3. Schlepper sind keine Menschenhändler (oder gar Sklavenhändler). Sie bieten eine Dienstleistung an und die Migranten sind ihre Kunden. Preis und Leistung müssen stimmen, sonst macht die Konkurrenz das Geschäft. Aber können die potenziellen Kunden überhaupt vergleichen? Nochmal: Es gibt überall Smartphones. Überall. Auch hier gilt natürlich: Wo Geschäfte gemacht werden, gibt es Betrüger. Und nicht alle Kunden überleben die gefährliche Reise. Aber die Chancen stehen gut genug, um es zu versuchen. Und man bekommt das, was man bezahlt. Für reiche Kunden aus China oder dem arabischen Raum gibt es ein Rundum-sorglos-Paket ab 30.000 Euro. Wer 100.000 und mehr US$ investiert, kann auch einen Pass kaufen, der eine visafreie Einreise nach Europa garantiert.
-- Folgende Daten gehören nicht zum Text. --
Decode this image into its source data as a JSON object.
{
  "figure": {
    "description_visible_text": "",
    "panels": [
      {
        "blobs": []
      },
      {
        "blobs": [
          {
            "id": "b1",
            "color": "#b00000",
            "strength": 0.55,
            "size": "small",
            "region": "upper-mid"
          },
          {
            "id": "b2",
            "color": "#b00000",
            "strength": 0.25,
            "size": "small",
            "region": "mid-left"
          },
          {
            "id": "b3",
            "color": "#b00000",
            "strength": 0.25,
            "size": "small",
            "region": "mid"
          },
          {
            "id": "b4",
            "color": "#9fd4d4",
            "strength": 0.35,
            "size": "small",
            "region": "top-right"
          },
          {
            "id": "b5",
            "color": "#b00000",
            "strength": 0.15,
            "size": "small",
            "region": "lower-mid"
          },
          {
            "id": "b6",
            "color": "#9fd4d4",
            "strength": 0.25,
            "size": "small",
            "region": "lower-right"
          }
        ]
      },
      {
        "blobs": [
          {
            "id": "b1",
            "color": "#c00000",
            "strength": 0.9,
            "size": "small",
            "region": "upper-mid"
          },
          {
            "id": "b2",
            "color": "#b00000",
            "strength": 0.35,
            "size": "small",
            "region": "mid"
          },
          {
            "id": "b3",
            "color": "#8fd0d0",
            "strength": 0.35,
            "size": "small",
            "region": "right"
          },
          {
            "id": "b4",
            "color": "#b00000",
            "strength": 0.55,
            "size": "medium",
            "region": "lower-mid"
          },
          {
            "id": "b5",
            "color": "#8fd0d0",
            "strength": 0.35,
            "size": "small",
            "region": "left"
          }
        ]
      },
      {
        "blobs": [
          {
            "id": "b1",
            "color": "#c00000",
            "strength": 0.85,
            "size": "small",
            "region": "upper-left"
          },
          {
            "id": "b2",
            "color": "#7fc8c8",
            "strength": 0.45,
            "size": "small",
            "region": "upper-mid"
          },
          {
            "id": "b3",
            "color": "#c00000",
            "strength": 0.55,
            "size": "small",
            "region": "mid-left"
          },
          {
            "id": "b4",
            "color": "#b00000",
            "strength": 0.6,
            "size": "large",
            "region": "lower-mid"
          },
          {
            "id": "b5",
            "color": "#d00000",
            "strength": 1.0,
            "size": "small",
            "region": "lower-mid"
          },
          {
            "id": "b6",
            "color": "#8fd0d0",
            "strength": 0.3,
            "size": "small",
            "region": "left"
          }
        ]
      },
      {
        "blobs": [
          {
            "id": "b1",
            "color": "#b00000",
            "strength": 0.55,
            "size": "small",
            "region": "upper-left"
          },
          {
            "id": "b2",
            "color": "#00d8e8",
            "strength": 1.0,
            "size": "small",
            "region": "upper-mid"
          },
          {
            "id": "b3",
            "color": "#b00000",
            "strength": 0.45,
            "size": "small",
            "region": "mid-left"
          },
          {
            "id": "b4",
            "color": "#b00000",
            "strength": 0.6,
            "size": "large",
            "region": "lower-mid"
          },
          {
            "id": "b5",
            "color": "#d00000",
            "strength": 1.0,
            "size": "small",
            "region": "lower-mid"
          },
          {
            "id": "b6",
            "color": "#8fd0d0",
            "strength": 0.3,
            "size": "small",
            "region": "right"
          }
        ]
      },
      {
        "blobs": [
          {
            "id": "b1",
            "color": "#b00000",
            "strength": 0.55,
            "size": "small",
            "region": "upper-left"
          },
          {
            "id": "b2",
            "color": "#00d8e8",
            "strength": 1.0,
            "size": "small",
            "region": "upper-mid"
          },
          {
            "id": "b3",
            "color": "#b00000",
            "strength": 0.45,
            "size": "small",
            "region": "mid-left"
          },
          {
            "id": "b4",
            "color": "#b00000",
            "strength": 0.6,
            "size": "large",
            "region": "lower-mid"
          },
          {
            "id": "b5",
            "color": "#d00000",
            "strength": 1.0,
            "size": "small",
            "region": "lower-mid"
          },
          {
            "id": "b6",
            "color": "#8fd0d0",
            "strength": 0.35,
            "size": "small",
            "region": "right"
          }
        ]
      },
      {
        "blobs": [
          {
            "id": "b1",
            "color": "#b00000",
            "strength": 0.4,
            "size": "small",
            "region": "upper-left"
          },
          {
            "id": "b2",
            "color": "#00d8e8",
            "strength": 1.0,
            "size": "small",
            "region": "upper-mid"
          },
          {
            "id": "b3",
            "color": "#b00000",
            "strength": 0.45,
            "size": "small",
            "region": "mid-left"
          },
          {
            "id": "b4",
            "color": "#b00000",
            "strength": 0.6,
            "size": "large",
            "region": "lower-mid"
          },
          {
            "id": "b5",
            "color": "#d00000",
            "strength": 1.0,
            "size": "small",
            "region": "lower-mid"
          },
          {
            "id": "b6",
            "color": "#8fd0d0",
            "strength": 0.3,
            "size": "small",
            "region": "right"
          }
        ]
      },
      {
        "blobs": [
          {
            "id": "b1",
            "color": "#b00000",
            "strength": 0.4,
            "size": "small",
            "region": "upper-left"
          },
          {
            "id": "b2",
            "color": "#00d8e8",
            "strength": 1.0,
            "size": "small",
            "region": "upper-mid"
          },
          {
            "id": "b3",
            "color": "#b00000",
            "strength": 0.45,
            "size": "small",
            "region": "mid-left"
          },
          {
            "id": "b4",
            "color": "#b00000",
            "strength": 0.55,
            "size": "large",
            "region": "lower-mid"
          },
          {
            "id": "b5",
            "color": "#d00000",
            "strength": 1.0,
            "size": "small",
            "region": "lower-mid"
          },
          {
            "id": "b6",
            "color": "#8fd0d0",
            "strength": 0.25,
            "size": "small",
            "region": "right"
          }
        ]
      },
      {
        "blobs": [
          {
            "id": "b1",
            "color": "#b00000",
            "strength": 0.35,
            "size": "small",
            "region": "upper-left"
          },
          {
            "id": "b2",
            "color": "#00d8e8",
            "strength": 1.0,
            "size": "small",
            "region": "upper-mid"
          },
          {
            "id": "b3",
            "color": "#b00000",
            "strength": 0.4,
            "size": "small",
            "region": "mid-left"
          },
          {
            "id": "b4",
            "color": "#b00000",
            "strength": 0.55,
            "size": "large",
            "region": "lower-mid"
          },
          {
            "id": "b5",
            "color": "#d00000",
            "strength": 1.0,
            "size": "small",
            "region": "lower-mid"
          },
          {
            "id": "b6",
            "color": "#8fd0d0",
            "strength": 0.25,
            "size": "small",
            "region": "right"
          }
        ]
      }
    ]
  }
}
Wenn die Grenzen schwerer zu überqueren sind, steigen die Preise. Aber deshalb muss der Strom der Immigranten nicht abebben. Es bleiben noch immer genug übrig, die auch die höheren Preise bezahlen können.

Natürlich weiß auch de Haas, dass es immer wieder Fälle gibt, in denen Migranten als Arbeitssklaven missbraucht werden. Aber diese Fälle sind eher selten und haben bisher kaum Menschen davon abgehalten, ihr Glück in Europa oder Nordamerika zu suchen.


4. Weder nimmt die Migration zu, noch wird der Klimawandel für eine beispiellose Migration sorgen.

Zwischen 1960 und 2017 bewegte sich die Zahl der internationalen Migranten zwischen 2,8 und 3,3 Prozent der Weltbevölkerung. Allerdings hat sich das Muster verändert. Europa erlebt seit einigen Jahrzehnten einen starken Zustrom von Migranten nichteuropäischer Herkunft. Das sieht de Haas als wichtigen Grund für die in Europa verbreitete Wahrnehmung an, dass die Migration „neue Höchstwerte“ erreicht. 

Deutschland, Österreich und die Schweiz erleben auch tatsächlich eine auffällig starke Migration. In Deutschland leben 23,9 Millionen Menschen (ca. 28 %) mit Einwanderungsgeschichte, rund 16 % haben keinen deutschen Pass. In der Schweiz lauten die Zahlen: 40 % und 26 %, für Österreich: 27,2 % und 19,7 %. 

Für alle, die es nicht bemerkt haben sollten: Wir sind längst eine internationale Gesellschaft. Wird sie durch den Klimawandel noch internationaler? Die Weltbank schätzte im Jahr 2021, dass 216 Millionen Menschen bis 2050 zur Flucht gezwungen sein könnten – allerdings innerhalb ihrer Länder. Der Bericht warnt aber: „Allerdings gingen Migrationsmuster von ländlichen zu städtischen Gebieten oft den grenzüberschreitenden Bewegungen voraus.“ 

De Haas kritisiert zurecht, dass die Weltbank nicht angibt, wie sie auf die Zahl gekommen ist. Und natürlich soll alles nicht so schlimm werden, wenn die Welt sofort den Ausstoß von Treibhausgasen reduziert. De Haas fährt fort:„Das apokalyptische Szenario der Klimaflucht scheint sowohl den Rechten als auch den Linken in die Karten zu spielen. 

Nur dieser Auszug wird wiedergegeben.